What is the issue?
For many people living in deprived communities, the energy system is perceived as out of their control. They have limited influence over their housing energy efficiency, and the energy market offers them inadequate information and limited deals that are worse than those for wealthier households. In addition, national planning and energy policies tend to support energy generation infrastructure that is non-collaborative and misses chances for genuine local benefit. Lasting change is not possible unless people believe that they can have some control over energy systems and services.
Community energy is a growing field, but successful activity has largely been confined to middle-class communities who have the time, money and headspace to engage in building energy resilience. Exploratory projects in deprived areas (e.g. in Weston-Super-Mare and Radstock), along with a growing body of evidence in the wider field of community development, is revealing possible ways in which energy resilience could be achieved in deprived communities: designing interventions on energy for local people, rather than assisting them to articulate their relationship with energy and their needs, tends not to create long term change. Gaining trust to enable facilitation takes time, and initial activities in deprived areas are low-key, simple interventions that speak directly to immediate material needs. Activity tends to end there; more ambitious activity that could improve prospects and prevent household energy crises from emerging – true energy resilience – never happens. This is partly an institutional failure, as most funding programmes and projects to date for community energy activities are poorly designed for embedded, long-term engagement needed to make this work in deprived communities, favouring external delivery rather than the more time-consuming nurturing of genuine local leadership.

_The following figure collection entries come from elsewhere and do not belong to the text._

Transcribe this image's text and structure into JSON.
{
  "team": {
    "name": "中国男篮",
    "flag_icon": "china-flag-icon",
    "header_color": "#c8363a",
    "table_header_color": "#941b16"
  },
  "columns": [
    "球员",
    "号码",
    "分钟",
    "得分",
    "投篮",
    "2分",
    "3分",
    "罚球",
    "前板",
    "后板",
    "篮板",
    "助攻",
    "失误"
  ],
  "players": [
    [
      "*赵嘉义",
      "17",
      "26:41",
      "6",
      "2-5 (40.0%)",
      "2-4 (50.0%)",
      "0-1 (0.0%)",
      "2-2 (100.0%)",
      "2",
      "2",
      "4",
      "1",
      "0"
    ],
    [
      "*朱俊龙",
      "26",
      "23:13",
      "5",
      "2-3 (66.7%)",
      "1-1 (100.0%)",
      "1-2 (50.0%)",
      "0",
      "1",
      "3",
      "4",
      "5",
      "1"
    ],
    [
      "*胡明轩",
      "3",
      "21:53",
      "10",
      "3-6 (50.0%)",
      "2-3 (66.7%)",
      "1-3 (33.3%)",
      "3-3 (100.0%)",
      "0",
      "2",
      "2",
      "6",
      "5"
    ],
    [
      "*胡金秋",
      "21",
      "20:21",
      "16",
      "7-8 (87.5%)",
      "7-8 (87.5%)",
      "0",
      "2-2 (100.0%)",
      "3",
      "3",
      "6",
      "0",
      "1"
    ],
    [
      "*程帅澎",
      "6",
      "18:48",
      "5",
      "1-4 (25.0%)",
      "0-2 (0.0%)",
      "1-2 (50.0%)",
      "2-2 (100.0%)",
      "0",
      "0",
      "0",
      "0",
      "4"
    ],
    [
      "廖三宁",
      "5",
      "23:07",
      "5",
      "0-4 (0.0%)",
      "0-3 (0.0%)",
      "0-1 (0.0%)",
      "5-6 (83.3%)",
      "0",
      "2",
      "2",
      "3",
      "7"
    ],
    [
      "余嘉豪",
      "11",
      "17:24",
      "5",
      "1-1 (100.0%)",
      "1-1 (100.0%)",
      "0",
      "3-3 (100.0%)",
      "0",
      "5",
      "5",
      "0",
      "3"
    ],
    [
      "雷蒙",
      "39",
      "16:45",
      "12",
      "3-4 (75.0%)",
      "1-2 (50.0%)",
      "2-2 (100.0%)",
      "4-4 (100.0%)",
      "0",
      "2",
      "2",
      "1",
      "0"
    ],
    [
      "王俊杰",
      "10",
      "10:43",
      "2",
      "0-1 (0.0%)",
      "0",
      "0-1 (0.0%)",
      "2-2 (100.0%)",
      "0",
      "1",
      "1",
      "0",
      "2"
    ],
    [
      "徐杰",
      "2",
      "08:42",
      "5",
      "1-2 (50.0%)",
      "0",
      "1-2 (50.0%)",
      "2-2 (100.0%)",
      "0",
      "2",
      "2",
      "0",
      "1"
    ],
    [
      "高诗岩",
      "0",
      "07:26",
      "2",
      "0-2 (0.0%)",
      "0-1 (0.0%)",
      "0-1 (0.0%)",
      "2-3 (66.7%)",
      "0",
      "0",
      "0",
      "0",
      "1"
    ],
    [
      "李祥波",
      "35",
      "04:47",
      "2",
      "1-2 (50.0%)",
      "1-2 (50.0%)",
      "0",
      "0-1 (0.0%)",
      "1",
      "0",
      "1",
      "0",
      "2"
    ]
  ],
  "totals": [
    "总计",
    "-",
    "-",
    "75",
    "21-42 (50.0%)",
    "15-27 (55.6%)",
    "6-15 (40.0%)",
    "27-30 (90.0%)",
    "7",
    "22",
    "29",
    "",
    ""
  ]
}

What will the project try to achieve?
CSE will develop a new approach to energy resilience in deprived communities that draws on the best available practical know-how and theoretical understanding from across the community energy sector and wider field of community development. This action research project will run in three deprived communities, testing community development and practical interventions to build knowledge, skills and capacity at the grassroots and improve links and capabilities in relevant local institutions. The ultimate goal is to develop replicable processes and resources for building community energy activity and resilience which can be used by communities and institutions in deprived areas with only minimal funding and intervention from outside experts.
The methods used will draw on community development theory and practice, including work by Social Innovation Lab Kent, the Joseph Rowntree Foundation, Sheffield Hallam University and NEF, alongside CSE’s knowledge of the successes and challenges of in-house energy projects in deprived communities.
The project will include an initial period of ethnographic research (in partnership with the University of Bath) to develop a rich picture of the lived experience of energy use by households in deprived areas. These findings will be published early, and will be used as the basis for building both trust and understanding with local residents in order to co-create community energy activity that meets their immediate needs and provides the skills to do more ambitious and sustainable activity in the later stages of the project.
Who might be interested in this project?
The project will be of interest to those working to promote community energy activity, community resilience and energy justice. In particular, the outcomes will be of interest to those working to support community-based responses to low-carbon energy transitions. The audience is likely to be broad and will include representatives from the Department of Business, Energy and Industrial Strategy, Ofgem (in their role overseeing the Social Obligations commitments of the network operators), other charitable organisations working in this field (such as the Joseph Rowntree Foundation), academics, and practitioners involved in supporting community resilience work on the ground, such as local authorities, parish councils and Rural Community Councils.